雨に濡れた記憶。

@toraco_p

第一章

第一話

横浜・関内。

午後三時、雨が降り始めた。

それは、まるで誰かの記憶を洗い流すかのような、静かで冷たい雨だった。


「……また、雨か」


喫茶店〈アンダンテ〉の窓際席で、刑事・神谷誠一はカップの底に残ったコーヒーを見つめながら呟いた。

彼の前には、白髪混じりの男が座っている。名を、佐久間仁。元・神奈川県警の鑑識課主任。

十年前に退職し、今は古書店を営んでいる。


「誠一、お前……あの事件をまだ追ってるのか?」


神谷は答えず、代わりに一枚の写真をテーブルに置いた。

それは、十年前の未解決事件――「関内連続絞殺事件」の最後の被害者、女子大生・三枝美咲の遺体写真だった。

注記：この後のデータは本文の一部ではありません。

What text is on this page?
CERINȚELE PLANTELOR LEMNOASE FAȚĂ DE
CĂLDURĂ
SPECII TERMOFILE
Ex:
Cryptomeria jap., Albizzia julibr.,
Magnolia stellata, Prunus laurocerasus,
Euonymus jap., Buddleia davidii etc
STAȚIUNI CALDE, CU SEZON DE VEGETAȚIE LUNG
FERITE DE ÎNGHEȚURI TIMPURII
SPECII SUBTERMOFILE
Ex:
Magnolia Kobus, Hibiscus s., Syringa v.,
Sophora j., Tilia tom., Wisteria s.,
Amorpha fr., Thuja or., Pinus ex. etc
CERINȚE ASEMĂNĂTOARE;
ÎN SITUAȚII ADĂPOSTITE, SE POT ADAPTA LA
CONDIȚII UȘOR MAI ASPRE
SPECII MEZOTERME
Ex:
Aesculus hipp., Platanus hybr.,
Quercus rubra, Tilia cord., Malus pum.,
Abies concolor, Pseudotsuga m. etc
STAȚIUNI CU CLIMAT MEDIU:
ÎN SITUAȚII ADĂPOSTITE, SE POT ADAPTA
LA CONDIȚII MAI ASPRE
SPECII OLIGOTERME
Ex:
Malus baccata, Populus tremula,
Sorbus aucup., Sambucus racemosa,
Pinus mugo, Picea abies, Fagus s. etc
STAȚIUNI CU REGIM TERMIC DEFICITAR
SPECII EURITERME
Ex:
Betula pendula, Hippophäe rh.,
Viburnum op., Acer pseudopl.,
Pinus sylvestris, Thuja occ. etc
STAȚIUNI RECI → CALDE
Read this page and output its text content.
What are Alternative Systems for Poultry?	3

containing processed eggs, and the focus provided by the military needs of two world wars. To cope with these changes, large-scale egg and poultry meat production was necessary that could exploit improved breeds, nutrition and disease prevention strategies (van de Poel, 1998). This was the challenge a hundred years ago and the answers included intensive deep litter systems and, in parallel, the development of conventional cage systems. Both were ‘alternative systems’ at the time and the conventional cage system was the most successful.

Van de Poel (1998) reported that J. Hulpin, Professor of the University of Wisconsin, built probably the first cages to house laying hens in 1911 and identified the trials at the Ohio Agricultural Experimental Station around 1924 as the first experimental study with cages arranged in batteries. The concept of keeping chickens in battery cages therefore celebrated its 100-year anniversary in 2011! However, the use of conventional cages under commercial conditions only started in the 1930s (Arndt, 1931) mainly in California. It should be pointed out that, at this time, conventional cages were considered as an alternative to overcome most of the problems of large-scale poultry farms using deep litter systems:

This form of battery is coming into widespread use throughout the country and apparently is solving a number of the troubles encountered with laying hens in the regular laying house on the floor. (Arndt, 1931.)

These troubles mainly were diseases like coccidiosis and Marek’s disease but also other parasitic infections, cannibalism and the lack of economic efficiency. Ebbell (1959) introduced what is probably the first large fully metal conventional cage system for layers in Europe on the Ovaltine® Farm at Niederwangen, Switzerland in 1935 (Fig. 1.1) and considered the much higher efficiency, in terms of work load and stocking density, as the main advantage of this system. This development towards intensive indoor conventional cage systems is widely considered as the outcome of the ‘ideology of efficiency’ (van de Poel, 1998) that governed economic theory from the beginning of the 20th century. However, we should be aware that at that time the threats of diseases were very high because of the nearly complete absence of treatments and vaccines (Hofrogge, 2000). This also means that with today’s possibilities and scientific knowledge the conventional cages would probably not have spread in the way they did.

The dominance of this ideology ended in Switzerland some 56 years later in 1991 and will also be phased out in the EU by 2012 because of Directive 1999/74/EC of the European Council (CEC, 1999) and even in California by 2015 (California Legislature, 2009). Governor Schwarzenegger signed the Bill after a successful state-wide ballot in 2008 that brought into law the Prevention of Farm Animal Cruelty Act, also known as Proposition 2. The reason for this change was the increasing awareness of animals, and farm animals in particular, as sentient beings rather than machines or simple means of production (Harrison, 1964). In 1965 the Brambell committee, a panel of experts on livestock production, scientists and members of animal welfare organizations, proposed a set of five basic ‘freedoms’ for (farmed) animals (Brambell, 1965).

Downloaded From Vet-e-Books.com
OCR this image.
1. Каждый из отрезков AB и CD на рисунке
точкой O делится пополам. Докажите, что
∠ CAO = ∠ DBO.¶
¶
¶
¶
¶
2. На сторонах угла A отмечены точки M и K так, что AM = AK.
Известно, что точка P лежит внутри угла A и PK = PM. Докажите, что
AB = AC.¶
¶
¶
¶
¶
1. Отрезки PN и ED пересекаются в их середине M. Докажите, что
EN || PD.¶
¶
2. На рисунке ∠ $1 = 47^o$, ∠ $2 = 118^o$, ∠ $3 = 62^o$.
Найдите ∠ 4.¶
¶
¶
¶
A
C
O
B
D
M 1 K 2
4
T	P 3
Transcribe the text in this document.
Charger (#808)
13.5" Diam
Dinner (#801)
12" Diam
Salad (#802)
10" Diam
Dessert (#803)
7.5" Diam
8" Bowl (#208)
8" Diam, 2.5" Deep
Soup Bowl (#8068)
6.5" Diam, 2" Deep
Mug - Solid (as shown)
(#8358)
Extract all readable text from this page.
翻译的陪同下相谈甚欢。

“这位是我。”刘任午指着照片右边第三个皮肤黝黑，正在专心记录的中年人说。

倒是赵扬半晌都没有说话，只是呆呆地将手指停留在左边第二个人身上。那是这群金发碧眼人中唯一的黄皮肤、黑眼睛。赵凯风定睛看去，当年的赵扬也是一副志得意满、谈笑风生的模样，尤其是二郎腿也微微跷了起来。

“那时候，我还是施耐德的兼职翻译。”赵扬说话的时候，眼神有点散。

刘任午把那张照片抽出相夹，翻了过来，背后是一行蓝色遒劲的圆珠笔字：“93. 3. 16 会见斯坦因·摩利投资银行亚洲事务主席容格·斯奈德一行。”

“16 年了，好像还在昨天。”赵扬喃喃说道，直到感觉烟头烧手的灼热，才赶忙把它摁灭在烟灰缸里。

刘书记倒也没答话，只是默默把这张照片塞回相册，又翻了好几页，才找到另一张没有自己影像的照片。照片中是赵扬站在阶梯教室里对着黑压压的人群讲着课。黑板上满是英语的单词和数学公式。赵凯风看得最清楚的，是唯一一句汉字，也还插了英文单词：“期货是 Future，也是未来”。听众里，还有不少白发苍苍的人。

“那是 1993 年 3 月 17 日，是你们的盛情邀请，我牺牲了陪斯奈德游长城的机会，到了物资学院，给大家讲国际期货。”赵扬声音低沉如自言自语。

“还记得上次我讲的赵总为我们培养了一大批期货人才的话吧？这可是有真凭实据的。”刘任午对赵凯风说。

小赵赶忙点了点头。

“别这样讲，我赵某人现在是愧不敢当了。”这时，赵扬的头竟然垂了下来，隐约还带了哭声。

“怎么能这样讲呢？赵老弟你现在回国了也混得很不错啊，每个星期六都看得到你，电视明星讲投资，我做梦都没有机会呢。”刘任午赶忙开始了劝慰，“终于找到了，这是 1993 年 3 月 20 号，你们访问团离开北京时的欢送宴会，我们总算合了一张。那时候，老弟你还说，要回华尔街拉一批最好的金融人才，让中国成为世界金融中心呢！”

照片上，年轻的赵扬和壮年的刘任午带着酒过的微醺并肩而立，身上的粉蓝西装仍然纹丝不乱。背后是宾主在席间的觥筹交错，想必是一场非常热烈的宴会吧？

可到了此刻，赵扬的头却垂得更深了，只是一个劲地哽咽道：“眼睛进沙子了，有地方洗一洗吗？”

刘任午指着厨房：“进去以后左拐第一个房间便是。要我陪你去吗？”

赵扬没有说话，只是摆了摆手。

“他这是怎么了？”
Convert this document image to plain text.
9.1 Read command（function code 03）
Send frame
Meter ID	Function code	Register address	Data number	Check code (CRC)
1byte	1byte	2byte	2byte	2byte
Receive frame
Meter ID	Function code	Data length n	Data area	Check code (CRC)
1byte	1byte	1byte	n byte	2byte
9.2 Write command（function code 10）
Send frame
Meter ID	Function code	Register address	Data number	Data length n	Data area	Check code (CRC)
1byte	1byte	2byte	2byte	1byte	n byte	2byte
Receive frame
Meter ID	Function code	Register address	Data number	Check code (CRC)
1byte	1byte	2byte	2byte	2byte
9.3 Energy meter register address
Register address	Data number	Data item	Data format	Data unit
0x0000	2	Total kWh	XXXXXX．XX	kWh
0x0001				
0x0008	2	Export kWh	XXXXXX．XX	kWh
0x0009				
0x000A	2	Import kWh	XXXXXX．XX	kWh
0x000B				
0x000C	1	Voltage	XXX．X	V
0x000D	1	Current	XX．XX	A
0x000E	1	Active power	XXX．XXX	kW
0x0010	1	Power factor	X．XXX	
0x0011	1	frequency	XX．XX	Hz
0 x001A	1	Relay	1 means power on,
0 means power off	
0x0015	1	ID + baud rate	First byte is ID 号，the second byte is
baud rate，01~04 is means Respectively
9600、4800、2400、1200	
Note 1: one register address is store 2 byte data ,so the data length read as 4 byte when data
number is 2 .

「この子の死だけが、他と違う。現場に残された“痕跡”が、どうしても腑に落ちない」


佐久間は写真を見て、目を細めた。


「痕跡……って、あの“雨の痕”か?」


神谷は頷いた。

三枝美咲の遺体が発見されたのは、関内駅近くの廃ビルの屋上。

雨が降った形跡はなかったのに、彼女の周囲だけが濡れていた。

しかも、雨粒の形状が不自然だった。まるで、誰かが“雨を模した液体”を撒いたかのように。


「鑑識は“水道水”と断定した。でも、俺は違うと思ってる。あれは……“記憶”だ」


佐久間は眉をひそめた。


「記憶?」


「この事件には、誰かの“記憶”が関与している。

 それも、誰かが意図的に“記憶を再現”しているような……そんな気がするんだ」


神谷の言葉に、佐久間はしばらく沈黙した。

そして、ポケットから一枚の古びたメモを取り出した。


「誠一……これを見ろ。十年前、俺が最後に調べた“痕跡”だ。

 お前が言う“記憶”に関係してるかもしれない」


メモには、こう書かれていた。


『雨は、彼女の罪を洗い流す。

でも、僕の記憶は、濡れたままだ。』


神谷はその言葉を見て、息を呑んだ。

それは、まるで――犯人の“告白”のようだった。